Data science is all about communication. Those of us interested in the subject spend our time learning new numerical methods, how to manipulate data and how to create regressions to draw conclusions from the data set.
But none of that is worth anything if you can’t communicate the results.
Since most people don’t want to dig through data sets or examine statistical models to understand the data set, plotting is the most important communication tool in a data scientist’s arsenal.
Fortunately, Python offers packages designed specifically to help you create report-ready plots that are sure to help you communicate with your boss or clients.
If You’ve Never Used Python
Regular Python users can skip this section, but for those who haven’t used Python before you’ll need to do a little setup work to get started.
There are many different ways to access and use Python so you have a lot of freedom to experiment and take your pick. I prefer to use the Anaconda distribution of Python which comes with several important packages and the Spyder IDE.
If you download and install the distribution then you’ll have everything you need to follow along.
Once you’ve finished downloading and installing Anaconda, open the Spyder IDE to get started.
The first steps to plotting with bokeh are importing the bokeh functions we need to use and obtaining a data set.
Since we don’t have a data set to plot we’ll use numpy to create a rudimentary one. The data set itself doesn’t matter all that much here; we just need something that we can use to explore bokeh’s functions.
We need to start with import statements. First, we’ll import the bokeh functions that enable us to create report-ready plots. We’ll also import numpy because we want to use that to create our data set.
(There’s no need to learn too much about numpy for the time being. We’ll use it to create some arrays and that’s about it.)
Getting Started With Bokeh
- Import the bokeh functions that we need to use.
- Obtain a data set.
- Get plotting!
To import these bokeh functions use the code:
from bokeh.plotting import figure, save, output_file
import numpy as np
The bokeh functions we imported will allow us to create figures (figure), give us the capability to save the plots that we create (save), and let us specify where we save the resulting plots (output_file).
We imported the entire numpy package, which gives us access to all of its functions. Since we added the text “as np” we can now reference numpy by typing “np.”
We can then use numpy to create two arrays, which will give us data to plot. We’ll create two arrays representing the x and y data in our plot. The x data will run from zero to 10 with steps of one, and the y data will run from 0 to 5 with steps of 0.5.

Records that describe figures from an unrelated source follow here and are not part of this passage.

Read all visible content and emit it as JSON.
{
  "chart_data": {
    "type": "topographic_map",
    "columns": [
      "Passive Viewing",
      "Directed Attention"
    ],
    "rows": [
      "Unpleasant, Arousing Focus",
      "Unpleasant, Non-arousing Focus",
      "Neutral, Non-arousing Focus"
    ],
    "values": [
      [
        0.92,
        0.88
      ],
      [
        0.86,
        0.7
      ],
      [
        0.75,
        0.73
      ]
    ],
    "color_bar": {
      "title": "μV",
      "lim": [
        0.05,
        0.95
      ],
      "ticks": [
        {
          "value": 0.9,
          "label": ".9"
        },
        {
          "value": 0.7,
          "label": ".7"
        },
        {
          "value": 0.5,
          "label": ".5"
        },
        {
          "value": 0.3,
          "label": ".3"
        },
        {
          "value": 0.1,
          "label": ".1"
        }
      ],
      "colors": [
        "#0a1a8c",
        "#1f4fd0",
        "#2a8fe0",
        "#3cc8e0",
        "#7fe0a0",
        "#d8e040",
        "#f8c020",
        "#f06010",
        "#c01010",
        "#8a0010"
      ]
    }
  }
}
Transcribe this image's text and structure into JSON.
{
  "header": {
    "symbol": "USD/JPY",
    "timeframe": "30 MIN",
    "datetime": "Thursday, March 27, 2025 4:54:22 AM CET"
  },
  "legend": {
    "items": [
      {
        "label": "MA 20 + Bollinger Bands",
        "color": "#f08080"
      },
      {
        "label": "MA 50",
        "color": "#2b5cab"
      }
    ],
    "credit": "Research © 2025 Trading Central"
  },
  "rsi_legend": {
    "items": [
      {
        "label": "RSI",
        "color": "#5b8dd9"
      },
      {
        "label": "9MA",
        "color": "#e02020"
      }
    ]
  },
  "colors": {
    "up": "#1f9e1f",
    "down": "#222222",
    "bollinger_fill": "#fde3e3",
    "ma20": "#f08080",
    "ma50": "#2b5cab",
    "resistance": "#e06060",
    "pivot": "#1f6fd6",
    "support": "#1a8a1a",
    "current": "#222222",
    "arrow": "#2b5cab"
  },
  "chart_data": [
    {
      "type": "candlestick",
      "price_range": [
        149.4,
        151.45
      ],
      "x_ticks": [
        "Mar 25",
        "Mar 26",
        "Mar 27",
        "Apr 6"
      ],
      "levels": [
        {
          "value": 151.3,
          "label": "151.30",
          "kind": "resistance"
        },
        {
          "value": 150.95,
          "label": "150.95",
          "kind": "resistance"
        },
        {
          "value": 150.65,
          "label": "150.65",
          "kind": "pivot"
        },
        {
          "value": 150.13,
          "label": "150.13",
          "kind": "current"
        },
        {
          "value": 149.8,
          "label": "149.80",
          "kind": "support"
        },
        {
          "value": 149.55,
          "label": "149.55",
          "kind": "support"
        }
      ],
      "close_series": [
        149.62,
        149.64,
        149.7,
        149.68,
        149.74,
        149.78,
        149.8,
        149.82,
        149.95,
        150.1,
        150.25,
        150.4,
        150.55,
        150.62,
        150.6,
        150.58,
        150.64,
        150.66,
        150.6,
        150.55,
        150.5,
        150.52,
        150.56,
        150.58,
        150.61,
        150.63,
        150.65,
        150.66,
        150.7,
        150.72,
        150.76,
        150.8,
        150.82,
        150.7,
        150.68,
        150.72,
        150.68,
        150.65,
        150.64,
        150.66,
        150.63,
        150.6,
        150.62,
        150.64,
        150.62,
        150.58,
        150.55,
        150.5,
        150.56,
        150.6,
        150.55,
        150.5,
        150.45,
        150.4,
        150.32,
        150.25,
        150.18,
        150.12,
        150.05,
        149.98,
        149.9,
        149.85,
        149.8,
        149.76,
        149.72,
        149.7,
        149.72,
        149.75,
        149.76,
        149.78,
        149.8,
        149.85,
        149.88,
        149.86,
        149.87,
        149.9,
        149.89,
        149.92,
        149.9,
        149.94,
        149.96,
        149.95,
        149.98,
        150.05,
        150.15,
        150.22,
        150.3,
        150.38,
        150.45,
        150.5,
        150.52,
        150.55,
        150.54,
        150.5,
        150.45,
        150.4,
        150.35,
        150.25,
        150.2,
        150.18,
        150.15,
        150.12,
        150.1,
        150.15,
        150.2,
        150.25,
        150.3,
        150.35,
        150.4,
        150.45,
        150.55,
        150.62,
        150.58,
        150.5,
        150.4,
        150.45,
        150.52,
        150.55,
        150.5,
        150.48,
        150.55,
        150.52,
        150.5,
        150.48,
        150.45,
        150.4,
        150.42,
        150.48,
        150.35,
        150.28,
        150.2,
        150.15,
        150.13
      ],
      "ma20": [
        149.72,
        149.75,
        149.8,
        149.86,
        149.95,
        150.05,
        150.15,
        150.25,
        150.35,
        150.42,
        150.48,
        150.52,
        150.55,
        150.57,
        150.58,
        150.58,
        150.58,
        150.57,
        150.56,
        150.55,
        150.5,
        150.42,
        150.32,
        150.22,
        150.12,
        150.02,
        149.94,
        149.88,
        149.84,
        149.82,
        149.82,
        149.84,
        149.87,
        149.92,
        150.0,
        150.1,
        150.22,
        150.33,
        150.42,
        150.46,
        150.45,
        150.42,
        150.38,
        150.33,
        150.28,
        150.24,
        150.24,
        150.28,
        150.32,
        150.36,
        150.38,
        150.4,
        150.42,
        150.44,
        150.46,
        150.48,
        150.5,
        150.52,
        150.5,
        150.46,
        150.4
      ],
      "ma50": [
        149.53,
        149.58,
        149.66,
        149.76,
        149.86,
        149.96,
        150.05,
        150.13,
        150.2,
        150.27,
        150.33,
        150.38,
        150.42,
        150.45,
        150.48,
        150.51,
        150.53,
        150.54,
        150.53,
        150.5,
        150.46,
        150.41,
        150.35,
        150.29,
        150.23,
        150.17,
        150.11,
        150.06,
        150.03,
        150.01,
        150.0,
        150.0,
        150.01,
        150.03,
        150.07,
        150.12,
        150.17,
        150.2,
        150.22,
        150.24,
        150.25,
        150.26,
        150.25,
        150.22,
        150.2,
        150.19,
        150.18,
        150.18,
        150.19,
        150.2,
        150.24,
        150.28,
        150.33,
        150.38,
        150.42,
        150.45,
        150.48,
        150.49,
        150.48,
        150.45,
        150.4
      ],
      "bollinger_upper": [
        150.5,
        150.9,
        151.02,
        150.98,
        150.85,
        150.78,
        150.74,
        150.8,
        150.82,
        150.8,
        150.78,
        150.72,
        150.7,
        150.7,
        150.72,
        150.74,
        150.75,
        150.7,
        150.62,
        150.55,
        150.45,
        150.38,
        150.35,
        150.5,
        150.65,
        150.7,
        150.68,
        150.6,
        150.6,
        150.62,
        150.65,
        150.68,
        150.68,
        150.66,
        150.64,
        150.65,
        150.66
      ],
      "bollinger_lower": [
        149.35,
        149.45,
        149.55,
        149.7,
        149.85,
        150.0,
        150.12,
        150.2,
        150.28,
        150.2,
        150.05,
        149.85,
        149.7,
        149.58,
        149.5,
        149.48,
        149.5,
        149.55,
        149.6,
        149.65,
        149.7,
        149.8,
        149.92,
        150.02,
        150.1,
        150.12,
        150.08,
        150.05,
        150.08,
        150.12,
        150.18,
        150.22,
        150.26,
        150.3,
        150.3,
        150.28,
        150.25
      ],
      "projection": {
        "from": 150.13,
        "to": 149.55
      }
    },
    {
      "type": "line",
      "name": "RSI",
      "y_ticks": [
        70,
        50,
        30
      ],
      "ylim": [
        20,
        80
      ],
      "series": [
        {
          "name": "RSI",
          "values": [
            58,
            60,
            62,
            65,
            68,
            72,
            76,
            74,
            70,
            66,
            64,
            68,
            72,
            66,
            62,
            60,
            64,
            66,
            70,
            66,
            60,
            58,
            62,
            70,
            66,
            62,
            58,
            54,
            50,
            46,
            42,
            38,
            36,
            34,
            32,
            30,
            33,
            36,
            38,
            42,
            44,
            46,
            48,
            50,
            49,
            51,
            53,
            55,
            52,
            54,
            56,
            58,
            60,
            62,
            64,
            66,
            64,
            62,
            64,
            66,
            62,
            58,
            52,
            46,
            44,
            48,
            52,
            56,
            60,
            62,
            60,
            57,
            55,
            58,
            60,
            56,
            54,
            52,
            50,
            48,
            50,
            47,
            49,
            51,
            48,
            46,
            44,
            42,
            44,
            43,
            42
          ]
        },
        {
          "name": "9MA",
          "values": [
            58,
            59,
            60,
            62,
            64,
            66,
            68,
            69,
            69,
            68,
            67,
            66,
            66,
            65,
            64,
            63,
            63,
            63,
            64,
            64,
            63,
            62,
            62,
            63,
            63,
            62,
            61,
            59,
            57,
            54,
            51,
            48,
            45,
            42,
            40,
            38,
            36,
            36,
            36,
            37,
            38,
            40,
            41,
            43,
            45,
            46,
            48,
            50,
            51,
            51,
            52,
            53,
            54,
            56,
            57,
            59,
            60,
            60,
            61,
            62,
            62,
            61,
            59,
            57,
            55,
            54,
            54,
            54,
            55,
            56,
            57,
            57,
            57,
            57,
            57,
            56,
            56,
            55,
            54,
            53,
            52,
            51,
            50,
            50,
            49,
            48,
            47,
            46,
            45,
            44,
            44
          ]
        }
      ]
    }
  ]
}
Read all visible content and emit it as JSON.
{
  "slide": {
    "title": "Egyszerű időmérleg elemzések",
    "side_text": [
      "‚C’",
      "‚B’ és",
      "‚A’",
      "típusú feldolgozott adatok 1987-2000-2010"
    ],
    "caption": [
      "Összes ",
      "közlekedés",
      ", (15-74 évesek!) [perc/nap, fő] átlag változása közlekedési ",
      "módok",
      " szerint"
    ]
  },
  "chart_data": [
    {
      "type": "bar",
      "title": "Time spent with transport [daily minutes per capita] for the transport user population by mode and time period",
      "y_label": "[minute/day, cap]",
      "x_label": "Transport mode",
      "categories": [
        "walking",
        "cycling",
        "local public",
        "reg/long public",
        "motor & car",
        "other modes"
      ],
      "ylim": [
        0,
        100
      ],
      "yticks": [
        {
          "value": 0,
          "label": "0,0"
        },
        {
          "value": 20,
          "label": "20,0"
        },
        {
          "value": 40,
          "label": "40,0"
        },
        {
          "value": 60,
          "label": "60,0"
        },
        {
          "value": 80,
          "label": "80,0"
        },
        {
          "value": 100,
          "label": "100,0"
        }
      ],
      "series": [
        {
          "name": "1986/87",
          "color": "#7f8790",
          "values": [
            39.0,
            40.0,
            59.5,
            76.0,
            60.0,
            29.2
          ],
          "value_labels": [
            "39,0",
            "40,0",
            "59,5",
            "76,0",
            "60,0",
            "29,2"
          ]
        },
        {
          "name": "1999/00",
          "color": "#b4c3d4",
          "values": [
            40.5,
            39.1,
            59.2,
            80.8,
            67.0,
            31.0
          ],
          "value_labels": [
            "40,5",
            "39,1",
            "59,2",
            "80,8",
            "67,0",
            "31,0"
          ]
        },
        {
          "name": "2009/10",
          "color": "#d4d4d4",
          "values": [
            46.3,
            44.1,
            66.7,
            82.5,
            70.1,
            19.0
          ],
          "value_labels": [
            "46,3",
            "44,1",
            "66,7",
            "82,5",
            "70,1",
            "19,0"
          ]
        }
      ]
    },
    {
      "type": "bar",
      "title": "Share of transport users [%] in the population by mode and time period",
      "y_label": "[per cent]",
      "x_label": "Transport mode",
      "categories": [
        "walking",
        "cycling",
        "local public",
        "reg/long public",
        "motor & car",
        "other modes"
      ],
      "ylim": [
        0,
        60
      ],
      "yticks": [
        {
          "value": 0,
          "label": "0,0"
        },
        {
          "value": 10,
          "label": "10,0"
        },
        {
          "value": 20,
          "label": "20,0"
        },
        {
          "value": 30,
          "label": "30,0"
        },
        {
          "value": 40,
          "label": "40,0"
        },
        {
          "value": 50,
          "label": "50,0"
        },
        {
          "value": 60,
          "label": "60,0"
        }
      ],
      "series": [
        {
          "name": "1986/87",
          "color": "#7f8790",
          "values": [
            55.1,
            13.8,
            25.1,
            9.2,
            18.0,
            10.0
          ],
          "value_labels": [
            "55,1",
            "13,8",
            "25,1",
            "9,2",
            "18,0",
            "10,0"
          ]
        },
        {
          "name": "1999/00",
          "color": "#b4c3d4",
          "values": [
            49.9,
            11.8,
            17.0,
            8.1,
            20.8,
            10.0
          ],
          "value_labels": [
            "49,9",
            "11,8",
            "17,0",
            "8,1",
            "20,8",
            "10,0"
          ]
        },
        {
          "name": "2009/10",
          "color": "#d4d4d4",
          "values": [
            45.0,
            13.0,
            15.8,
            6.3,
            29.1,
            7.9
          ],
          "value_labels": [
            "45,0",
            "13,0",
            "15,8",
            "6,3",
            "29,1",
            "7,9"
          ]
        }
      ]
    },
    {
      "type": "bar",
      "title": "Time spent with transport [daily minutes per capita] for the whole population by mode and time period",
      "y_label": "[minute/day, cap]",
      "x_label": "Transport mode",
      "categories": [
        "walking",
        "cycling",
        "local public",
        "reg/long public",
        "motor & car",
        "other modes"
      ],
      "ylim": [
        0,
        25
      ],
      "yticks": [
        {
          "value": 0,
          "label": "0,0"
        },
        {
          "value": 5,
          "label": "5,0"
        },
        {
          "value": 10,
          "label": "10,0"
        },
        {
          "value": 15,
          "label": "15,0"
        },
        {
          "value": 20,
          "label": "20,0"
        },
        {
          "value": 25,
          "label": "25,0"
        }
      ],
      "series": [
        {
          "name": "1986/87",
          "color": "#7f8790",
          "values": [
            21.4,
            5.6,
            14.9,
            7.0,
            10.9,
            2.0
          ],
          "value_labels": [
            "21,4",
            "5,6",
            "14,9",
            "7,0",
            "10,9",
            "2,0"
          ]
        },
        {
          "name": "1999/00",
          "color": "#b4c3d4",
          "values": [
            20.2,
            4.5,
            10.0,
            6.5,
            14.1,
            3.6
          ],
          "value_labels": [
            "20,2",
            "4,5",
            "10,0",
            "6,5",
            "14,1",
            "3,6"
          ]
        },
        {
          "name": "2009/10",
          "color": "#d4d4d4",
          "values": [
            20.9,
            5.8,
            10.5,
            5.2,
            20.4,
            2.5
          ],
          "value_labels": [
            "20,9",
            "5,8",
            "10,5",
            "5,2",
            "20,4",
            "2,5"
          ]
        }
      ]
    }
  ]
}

You can create those arrays with the following code:
x = np.arange(0, 10, 1)
y = np.arange(0, 5, 0.5)
If you run the code and examine the output you’ll notice neither list includes the final value (10 for x and 5 for y). This is a trait of Python and lists will always behave in that way. If you really want to include the final values you need to set your upper limit as your desired value plus one step. So if you really want to include 10 and 5 in these data sets you’d need to set the upper limit of x to be 11 and upper limit of y to be 5.5.
Creating Our First Plot
In order to plot this new data set we first need to create a plot object. We do this by calling the bokeh function “figure” with the necessary inputs and assign it to a variable.
Keep in mind that none of the inputs in the “figure” function are truly necessary. Bokeh will create your plot without them, but you won't have a report-ready plot without them. The truly necessary inputs are:
Width: This specifies the width of the plot image specified in pixels. I typically start a plot with width set to 800 pixels, and find that this is a good default value. However, you may want to use different sizes for different purposes.
If you have simple plots and want to place several next to each other you could make smaller plots. If you have a very complex plot that displays a lot of data you might need to make it larger for legibility. Use your best judgement.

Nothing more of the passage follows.